Wednesday, 5 November 2014: 4:30 PM
Madison Ballroom (Madison Concourse Hotel)
In this study, we will present preliminary analysis results from assimilating WSR-88D observations of reflectivity and radial velocity for the 20 May 2013 tornadic supercell case using the 3DVAR technique developed for Advanced Regional Prediction System (ARPS) as the data assimilation tool. The 2013 Moore tornado was an EF5 tornado that struck Moore, Oklahoma, and adjacent areas on the afternoon of May 20, 2013, with peak winds estimated at 210 miles per hour (340 km/h), killing 23 people and injuring 377 others. The tornado touched down west of Newcastle at 2:56 pm central local time (19:56 Z), staying on the ground for 39 minutes over a 17 miles path. The tornado was 1.3 miles wide at its peak. For this particular case, the ARPS 3DVAR with a 200km x 200km domain size was running in near real-time during the tornado outbreak.
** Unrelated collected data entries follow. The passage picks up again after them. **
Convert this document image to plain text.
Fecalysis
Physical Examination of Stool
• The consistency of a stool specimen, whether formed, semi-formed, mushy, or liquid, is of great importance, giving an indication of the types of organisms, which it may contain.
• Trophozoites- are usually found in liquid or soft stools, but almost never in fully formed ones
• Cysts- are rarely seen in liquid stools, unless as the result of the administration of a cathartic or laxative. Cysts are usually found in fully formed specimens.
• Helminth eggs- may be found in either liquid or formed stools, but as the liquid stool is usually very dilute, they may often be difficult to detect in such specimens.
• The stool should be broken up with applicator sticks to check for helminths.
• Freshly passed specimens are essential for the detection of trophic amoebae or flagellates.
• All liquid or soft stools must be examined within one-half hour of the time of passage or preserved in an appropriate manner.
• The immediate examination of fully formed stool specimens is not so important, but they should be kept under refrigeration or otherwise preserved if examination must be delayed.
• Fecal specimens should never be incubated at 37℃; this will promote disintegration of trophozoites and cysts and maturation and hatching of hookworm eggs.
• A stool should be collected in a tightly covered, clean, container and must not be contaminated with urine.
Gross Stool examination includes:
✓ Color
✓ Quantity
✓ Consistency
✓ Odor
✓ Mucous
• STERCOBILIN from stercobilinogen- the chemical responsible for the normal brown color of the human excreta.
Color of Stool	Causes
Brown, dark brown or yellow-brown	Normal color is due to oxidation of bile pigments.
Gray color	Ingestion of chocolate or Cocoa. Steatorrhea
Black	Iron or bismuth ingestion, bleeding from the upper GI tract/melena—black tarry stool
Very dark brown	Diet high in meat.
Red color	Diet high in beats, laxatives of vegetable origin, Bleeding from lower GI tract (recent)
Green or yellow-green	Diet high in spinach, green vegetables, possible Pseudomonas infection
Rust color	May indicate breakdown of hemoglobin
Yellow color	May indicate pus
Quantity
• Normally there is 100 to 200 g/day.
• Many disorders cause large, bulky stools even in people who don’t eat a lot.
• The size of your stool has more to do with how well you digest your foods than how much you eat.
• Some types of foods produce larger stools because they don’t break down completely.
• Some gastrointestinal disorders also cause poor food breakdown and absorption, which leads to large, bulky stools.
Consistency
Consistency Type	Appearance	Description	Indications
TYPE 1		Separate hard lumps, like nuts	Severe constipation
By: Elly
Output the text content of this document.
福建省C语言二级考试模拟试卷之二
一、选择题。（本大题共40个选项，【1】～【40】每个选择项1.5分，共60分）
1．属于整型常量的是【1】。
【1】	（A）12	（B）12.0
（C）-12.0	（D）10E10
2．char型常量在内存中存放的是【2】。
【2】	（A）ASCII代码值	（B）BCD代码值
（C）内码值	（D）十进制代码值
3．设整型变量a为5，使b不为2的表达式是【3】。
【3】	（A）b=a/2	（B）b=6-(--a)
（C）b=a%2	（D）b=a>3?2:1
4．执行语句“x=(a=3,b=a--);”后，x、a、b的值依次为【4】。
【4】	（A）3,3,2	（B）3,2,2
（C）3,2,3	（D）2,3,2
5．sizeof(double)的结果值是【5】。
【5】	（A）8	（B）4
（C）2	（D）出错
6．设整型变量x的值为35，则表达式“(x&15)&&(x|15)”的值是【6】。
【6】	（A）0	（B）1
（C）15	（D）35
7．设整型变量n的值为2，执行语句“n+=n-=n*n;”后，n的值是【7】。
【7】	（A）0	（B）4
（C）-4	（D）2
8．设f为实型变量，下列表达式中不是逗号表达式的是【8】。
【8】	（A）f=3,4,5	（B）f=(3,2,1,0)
A supercell with a very strong mesocyclone was automatically detected from a floating domain analysis whose location was determined using an automatic domain position system (Gao et al. 2013), though this year our system is not evaluated by the NWS forecasters. The supercell related to this particular storm developed very quickly. The analysis at 2:00 pm only showed a little sign of a mesocyclone at 3km above the ground level. However, at 2:56 pm, the tornado was already touched down at west of Newcastle, Oklahoma. The maximum vertical velocities during tornado touched down time are close to 30 m/s, and maximum vertical vorticity is close to 0.015 s-1 with 1km grid resolution. The storm track derived from these analyses will be used to explore the value of the 3DVAR to identify mesocyclones within this supercell and will be used to verify the forecast results carried out in NOAA's Hazardous Weather Testbed. The detail of the analyses will be presented in the conference for this particular event.